Backed by international allies, national armies have tried to quell the upheaval but muddled operations at times have killed more civilians than the armed groups themselves.

'Remove our heads'

In its report, HRW documented 126 attacks and armed threats against Burkinabe education professionals, students and schools between 2017 and 2020, more than half of them last year. At least 12 education professionals were killed and 17 assaulted or abducted in the documented attacks, with many others forcibly detained and threatened.

A teacher victim of an attack in Burkina Faso's Est region told HRW: "They started beating [my colleague] first, then me ... They said, 'You knew we didn't want you here teaching, and still you dared to continue ... You have defied us.' They said if they come back and take us a second time, it will be to remove our heads".

While the armed groups have appeared so far to spare children during attacks, they succeed in terrifying students by shooting in the air and "threatening everybody to stop going to school", Seibert said.

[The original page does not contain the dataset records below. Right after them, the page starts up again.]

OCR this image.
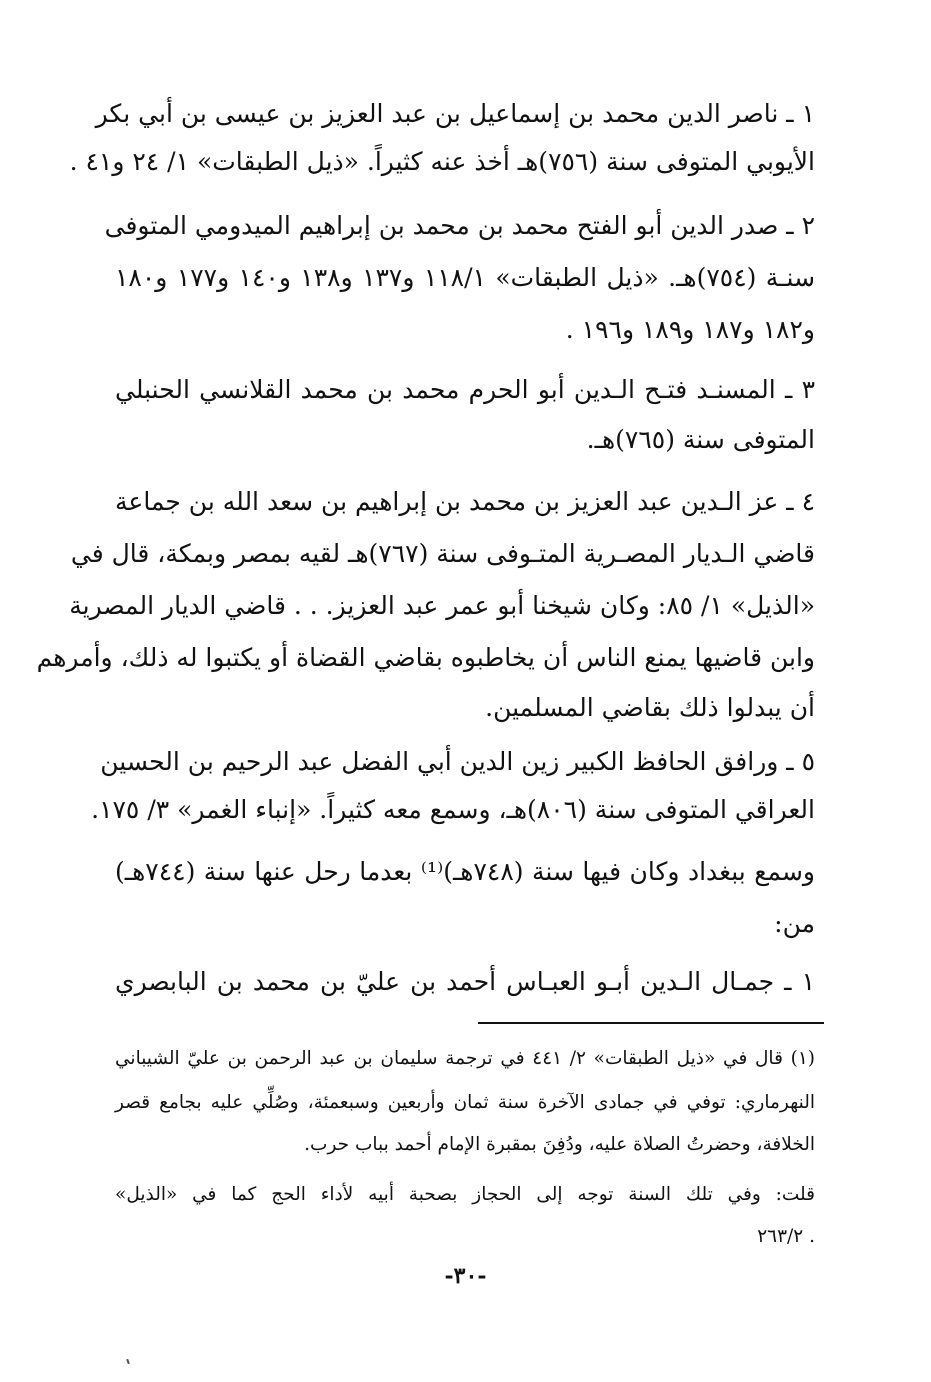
١ ـ ناصر الدين محمد بن إسماعيل بن عبد العزيز بن عيسى بن أبي بكر
الأيوبي المتوفى سنة (٧٥٦)هـ أخذ عنه كثيراً. «ذيل الطبقات» ١/ ٢٤ و٤١ .
٢ ـ صدر الدين أبو الفتح محمد بن محمد بن إبراهيم الميدومي المتوفى
سنـة (٧٥٤)هـ. «ذيل الطبقات» ١١٨/١ و١٣٧ و١٣٨ و١٤٠ و١٧٧ و١٨٠
و١٨٢ و١٨٧ و١٨٩ و١٩٦ .
٣ ـ المسنـد فتـح الـدين أبو الحرم محمد بن محمد القلانسي الحنبلي
المتوفى سنة (٧٦٥)هـ.
٤ ـ عز الـدين عبد العزيز بن محمد بن إبراهيم بن سعد الله بن جماعة
قاضي الـديار المصـرية المتـوفى سنة (٧٦٧)هـ لقيه بمصر وبمكة، قال في
«الذيل» ١/ ٨٥: وكان شيخنا أبو عمر عبد العزيز. . . قاضي الديار المصرية
وابن قاضيها يمنع الناس أن يخاطبوه بقاضي القضاة أو يكتبوا له ذلك، وأمرهم
أن يبدلوا ذلك بقاضي المسلمين.
٥ ـ ورافق الحافظ الكبير زين الدين أبي الفضل عبد الرحيم بن الحسين
العراقي المتوفى سنة (٨٠٦)هـ، وسمع معه كثيراً. «إنباء الغمر» ٣/ ١٧٥.
وسمع ببغداد وكان فيها سنة (٧٤٨هـ)⁽¹⁾ بعدما رحل عنها سنة (٧٤٤هـ)
من:
١ ـ جمـال الـدين أبـو العبـاس أحمد بن عليّ بن محمد بن البابصري
(١) قال في «ذيل الطبقات» ٢/ ٤٤١ في ترجمة سليمان بن عبد الرحمن بن عليّ الشيباني
النهرماري: توفي في جمادى الآخرة سنة ثمان وأربعين وسبعمئة، وصُلِّي عليه بجامع قصر
الخلافة، وحضرتُ الصلاة عليه، ودُفِنَ بمقبرة الإمام أحمد بباب حرب.
قلت: وفي تلك السنة توجه إلى الحجاز بصحبة أبيه لأداء الحج كما في «الذيل»
. ٢٦٣/٢
-٣٠-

On top of forcing children out of school, thereby exposing them to possible labour exploitation and child marriage for girls, these attacks can have a major impact on victims' mental health "costing hundreds of thousands of children their futures", Seibert said.

"I don't have the spirit to go back," a former student whose high school was assaulted told HRW.

"The attack really disturbed me, so I haven't been back to school," the student from Belehede village said. "I'm not even planning to restart."